2019-04-24 08:38:22,862 INFO org.apache.hadoop.hdfs.server.namenode.NNUpgradeUtil: Starting upgrade of storage directory /var/lib/hadoop-hdfs/cache/hdfs/dfs/name
2019-04-24 08:38:31,398 INFO org.apache.hadoop.hdfs.server.namenode.NNUpgradeUtil: Performing upgrade of storage directory /var/lib/hadoop-hdfs/cache/hdfs/dfs/name
/etc/init.d/hadoop-hdfs-namenode status ## should be running
## at this point one can check the upgrade progress on web interface. It's possible to use a port to maintain stable connection over long period of time. On terminal:
ssh -L localhost:8000:hepcms-namenode.privnet:50070 kakw@hepcms-hn.umd.edu
## check on browser: http://localhost:8000/dfshealth.html
# upgrade datanode
yum --enablerepo=osg-upcoming update hadoop-hdfs-datanode hadoop
/etc/init.d/hadoop-hdfs-datanode start
## when all datanode are up and webpage show 99.99%+ blocks found, then
hdfs dfsadmin -safemode get
## should give: Safe mode is OFF
## At this point, hadoop is writable. Redo health checks one did before the update, such as:
hdfs fsck / | egrep -v '^\.+$' | grep -v replica| sed '/^$/d'
# There should be no increase of corrupted blocks
## On nodes with hadoop mounted, you need to upgrade the hdfs-fuse-client
## You don't need to run the rpm command if you don't need to upgrade the node to osg 3.4
## on gridftp and se, restart gridftp service/ cmsd/ xrootd service after upgrade
## It's a good idea to diff "service --status-all" before and after upgrades since we cannot tell what is turned off or crashes in the process
yum --enablerepo=osg-upcoming update hadoop-client hadoop
## on all nodes with hadoop mounted, do:
mount /mnt/hadoop
## and confirm that the mount is accessible
## similarly, for secondary namenode:
yum --enablerepo=osg-upcoming update hadoop-hdfs-secondarynamenode hadoop
/etc/init.d/hadoop-hdfs-secondarynamenode start
# check log to see that it is running. This is the least important of all node and last to be updated
Finish Upgrade
1. Once every system is found to work with the upgraded system. One has to finalize update, thus completing the upgrade process. (This is not done yet as of 2 May 2019) The command is:
hdfs dfsadmin -finalizeUpgrade
2. On datanodes, the upgrade process moves data block to previous/ directories and makes hard link between it and current/ directory:
/hadoop2/data/current/BP-953065178-10.1.0.16-1445909897155/current/finalized/
/hadoop2/data/current/BP-953065178-10.1.0.16-1445909897155/previous/finalized/
3. data blocks in previous/ directory are frozen until finalize deletes them. If the upgrade is unsuccessful, blocks in previous/ directory can be used to restore the datanode to pre-upgrade state
4. This also means that no new space can be freed until finalize command is run, and hadoop balance will not be effective either
Debugging
A. Crashed datanode upgrade
1. datanode restart was not completely successful but didn't crash. The service remains in running state, but blocks are reported missing. Log reported memory overflow issues.
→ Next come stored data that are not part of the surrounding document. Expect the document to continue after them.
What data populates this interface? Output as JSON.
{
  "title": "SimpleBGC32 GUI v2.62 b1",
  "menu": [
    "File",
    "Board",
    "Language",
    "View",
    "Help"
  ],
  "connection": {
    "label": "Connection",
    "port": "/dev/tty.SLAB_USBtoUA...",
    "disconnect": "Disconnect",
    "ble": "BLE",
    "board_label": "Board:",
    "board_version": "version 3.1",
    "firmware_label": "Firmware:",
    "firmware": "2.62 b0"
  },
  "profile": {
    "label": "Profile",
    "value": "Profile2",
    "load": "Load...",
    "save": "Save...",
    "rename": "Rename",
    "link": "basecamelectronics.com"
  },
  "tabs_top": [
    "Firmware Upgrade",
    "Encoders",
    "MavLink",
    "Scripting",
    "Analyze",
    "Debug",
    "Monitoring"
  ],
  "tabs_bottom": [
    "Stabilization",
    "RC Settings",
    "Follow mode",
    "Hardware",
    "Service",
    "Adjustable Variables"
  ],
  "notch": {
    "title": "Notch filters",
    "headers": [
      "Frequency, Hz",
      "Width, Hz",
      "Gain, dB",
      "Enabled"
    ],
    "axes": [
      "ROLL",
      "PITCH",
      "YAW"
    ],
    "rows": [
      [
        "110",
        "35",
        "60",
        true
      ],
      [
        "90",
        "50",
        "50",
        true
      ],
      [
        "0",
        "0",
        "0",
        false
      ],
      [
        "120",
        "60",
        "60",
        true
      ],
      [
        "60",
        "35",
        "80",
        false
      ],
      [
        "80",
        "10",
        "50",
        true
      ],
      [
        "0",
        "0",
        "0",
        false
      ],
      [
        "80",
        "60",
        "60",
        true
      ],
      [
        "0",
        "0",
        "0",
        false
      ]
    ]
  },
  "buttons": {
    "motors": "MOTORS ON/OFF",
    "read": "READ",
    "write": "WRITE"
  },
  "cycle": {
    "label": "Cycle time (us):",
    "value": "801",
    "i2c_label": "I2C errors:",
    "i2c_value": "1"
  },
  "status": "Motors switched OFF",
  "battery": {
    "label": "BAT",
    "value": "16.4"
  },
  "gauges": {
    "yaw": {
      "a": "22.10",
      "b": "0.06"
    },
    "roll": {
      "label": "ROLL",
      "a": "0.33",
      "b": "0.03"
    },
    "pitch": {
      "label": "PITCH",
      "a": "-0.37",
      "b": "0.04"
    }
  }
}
2. Check that previous.tmp/ exists, if migration completes, these will be renamed previous/
ls -d /hadoop*/data/current/BP-953065178-10.1.0.16-1445909897155/previous.tmp"
3. solution is to simply restart datanode in that case, it will pick up from where it left off
B.
##### in case a node is too full (dangerous operation) ######
1. datanode service fails
2. one has to move away a few blocks (two full-sized blocks ~ 256MB will suffice for each full disk)
3. the subdirectory structure needs to be preserved, in case one needs to restore the blocks (hopefully this won't be necessary due to replication factor)
4. the block and the metadata need to move in unison, e.g.:
-rw-r--r-- 1 hdfs users 128M Jan 31 2015 /hadoop2/data/current/blk_-121168754068712736
-rw-r--r-- 1 hdfs users 129K Jan 31 2015 /hadoop2/data/current/blk_-121168754068712736_3879327.meta
references:
http://gbif.blogspot.com/2015/05/dont-fill-your-hdfs-disks-upgrading-to.html
https://hadoopsters.net/2017/05/11/dont-just-plug-that-disk-in/
## example: compute-0-6
# make directory
mkdir -p /data/backup/hadoopconfig20190419/compute-0-6/hadoop1/data/current/BP-953065178-10.1.0.16-1445909897155/current/finalized/subdir0/
## nothing is done at this step; just confirming what one wants to do. The three commands are the same except --dry-run and --remove-source-files options
rsync -aiv /hadoop1/data/current/BP-953065178-10.1.0.16-1445909897155/current/finalized/subdir0/ /data/backup/hadoopconfig20190419/compute-0-6/hadoop1/data/current/BP-953065178-10.1.0.16-1445909897155/current/finalized/subdir0/ --dry-run
## data is copied over (only step that takes time)
rsync -aiv /hadoop1/data/current/BP-953065178-10.1.0.16-1445909897155/current/finalized/subdir0/ /data/backup/hadoopconfig20190419/compute-0-6/hadoop1/data/current/BP-953065178-10.1.0.16-1445909897155/current/finalized/subdir0/
## remove source file (effectively confirm that)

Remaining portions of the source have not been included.